Two residents required rabies shots: a man who came in contact with a coyote's saliva and a woman who was scratched while defending her dachshund, according to Breanne Strepina, a wildlife biologist with the Southwest region of the Florida Fish and Wildlife Conservation Commission.
The woman's mistake was falling on the dog to protect it, Strepina said. It's better to pick up your dog and stand tall when confronted by a coyote.
Last week, Strepina said she gave information on living with coyotes to the East Lake Woodlands homeowners association. She said she has heard some residents there put corn out to attract deer and that may be attracting coyotes, too.
"It's important that people change their behavior if they want an animal to change its behavior," she said.

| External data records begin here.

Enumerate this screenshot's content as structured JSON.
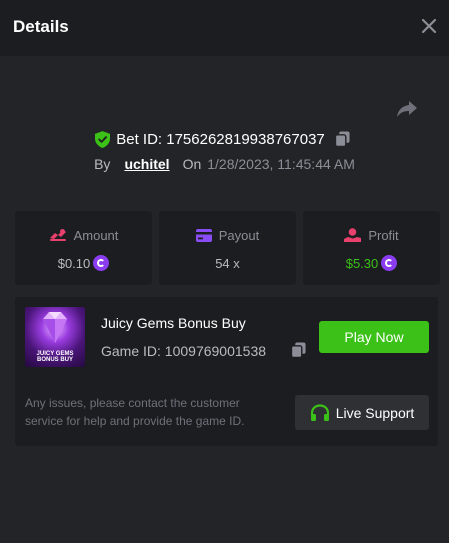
{
  "header": {
    "title": "Details",
    "close_icon": "close-icon"
  },
  "bet": {
    "id_text": "Bet ID: 1756262819938767037",
    "by_label": "By",
    "username": "uchitel",
    "on_label": "On",
    "datetime": "1/28/2023, 11:45:44 AM"
  },
  "stats": {
    "amount": {
      "label": "Amount",
      "value": "$0.10",
      "icon": "amount-icon",
      "color": "#e8416e"
    },
    "payout": {
      "label": "Payout",
      "value": "54 x",
      "icon": "card-icon",
      "color": "#8a4df5"
    },
    "profit": {
      "label": "Profit",
      "value": "$5.30",
      "icon": "profit-icon",
      "color": "#e8416e",
      "value_color": "#3bc117"
    }
  },
  "game": {
    "name": "Juicy Gems Bonus Buy",
    "thumb_text": "JUICY GEMS BONUS BUY",
    "id_text": "Game ID: 1009769001538",
    "play_label": "Play Now",
    "issues_text": "Any issues, please contact the customer service for help and provide the game ID.",
    "support_label": "Live Support"
  },
  "colors": {
    "accent_green": "#3bc117",
    "coin_purple": "#8a3df0",
    "background": "#232427",
    "panel": "#1c1d20"
  }
}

Strepina also gave the homeowners association the name of an experienced trapper, in case the situation gets worse.
When is it time to call a trapper?
When coyotes start snatching pets with no fear for the human holding the leash, she said, they are getting aggressive. Until then, education is the best approach.
Dunedin faced a coyote uprising in 2005 in early summer, the time of year when coyotes need food for their pups. They went after a 70-pound German shorthaired pointer, threatened a woman walking dogs and killed a small dog.
The county responded with an education campaign, and the problem died down.
A few simple actions can prevent pet loss and injuries to residents who come between coyotes and their pets, said Welch Agnew, director of veterinary services at Pinellas County Animal Services.
Remove all outdoor food sources and keep small pets close on a leash when outside. Stand tall when you encounter a coyote, make it feel unwelcome with loud noises or a water from a hose and pick up small pets.
"Then they will do like they did in Dunedin," said Agnew, "and slink back into the woods."